Though winter’s not always a season we welcome, it has valuable things to teach about cycles and life. Its revelations can be as subtle and indistinct as the image of this little squirrel through the glass, even though its outer manifestations can be startling and powerful.

In her Divining the Muse newsletter, writer Paula Chaffee Scardamalia suggests that “The Snow Queen” of winter offers us “an awareness of time and impermanence, of struggle and endurance, of ingenuity and insight.” We can benefit, she notes, by appreciating the invitation that winter sends us “to enter the stillness and silence of creative potential”. IMG_4768

Author Linda Leonard writes, “A major obstacle to creativity is wanting to be in the peak season of growth and generation at all times … but if we see the soul’s journey as cyclical, like the seasons … then we can accept the reality that periods of despair or fallowness are like winter – resting time that offers us a period of creative hibernation, purification, and regeneration that prepares us for the births of spring.”

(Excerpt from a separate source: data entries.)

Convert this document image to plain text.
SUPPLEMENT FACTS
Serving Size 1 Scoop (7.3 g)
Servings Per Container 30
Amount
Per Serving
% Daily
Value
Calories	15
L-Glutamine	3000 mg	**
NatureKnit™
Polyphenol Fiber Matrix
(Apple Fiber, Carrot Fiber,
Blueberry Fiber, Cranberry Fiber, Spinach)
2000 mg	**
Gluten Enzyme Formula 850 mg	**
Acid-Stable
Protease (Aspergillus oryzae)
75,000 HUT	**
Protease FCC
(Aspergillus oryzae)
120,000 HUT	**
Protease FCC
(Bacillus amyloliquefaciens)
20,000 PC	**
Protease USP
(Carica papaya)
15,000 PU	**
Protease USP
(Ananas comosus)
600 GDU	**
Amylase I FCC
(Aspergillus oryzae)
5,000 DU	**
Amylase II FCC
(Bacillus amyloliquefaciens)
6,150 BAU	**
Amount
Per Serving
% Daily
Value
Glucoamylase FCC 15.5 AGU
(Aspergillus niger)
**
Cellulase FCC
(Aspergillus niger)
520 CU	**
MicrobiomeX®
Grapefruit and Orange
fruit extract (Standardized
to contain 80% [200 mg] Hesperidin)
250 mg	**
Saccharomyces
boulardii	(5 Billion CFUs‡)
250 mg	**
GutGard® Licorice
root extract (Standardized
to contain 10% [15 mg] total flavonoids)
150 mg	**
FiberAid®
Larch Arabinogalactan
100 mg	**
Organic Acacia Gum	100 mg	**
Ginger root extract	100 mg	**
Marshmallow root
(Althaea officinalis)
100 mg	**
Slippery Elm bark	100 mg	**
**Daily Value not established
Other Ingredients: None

Writer Penney Peirce has shared an interesting perspective on inner cycles in her book, The Intuitive Way, where she describes a three-part process in which we first become centered in our own being, which then enables us to be inspired by forces greater than ourselves toward taking action and doing, which eventually leads us to achieving or having.IMG_4816

Once that tri-part process reaches its final stage in the cycle, we notice a lessening or fading of our energy, which she calls the signal and reminder that it’s time to do what our very cells know they must do: return to that centering in our being again. That’s when it’s time to rest, recharge, and be restored again to a state of being that’s ready for the next cycle of doing. That’s when it’s time to rest, and receive. 

Cells do not restore their own energy after they’ve expended themselves in their task. They are restored by something beyond themselves. Cells seem to know innately the wisdom of returning to their fullest being through the “re-sourcing” of what it is that truly sustains them.

Doesn’t it seem, outwardly and inwardly, that this is what winter is inviting us to? To discover that, as Rumi said, “The quieter you become, the more you are able to hear.”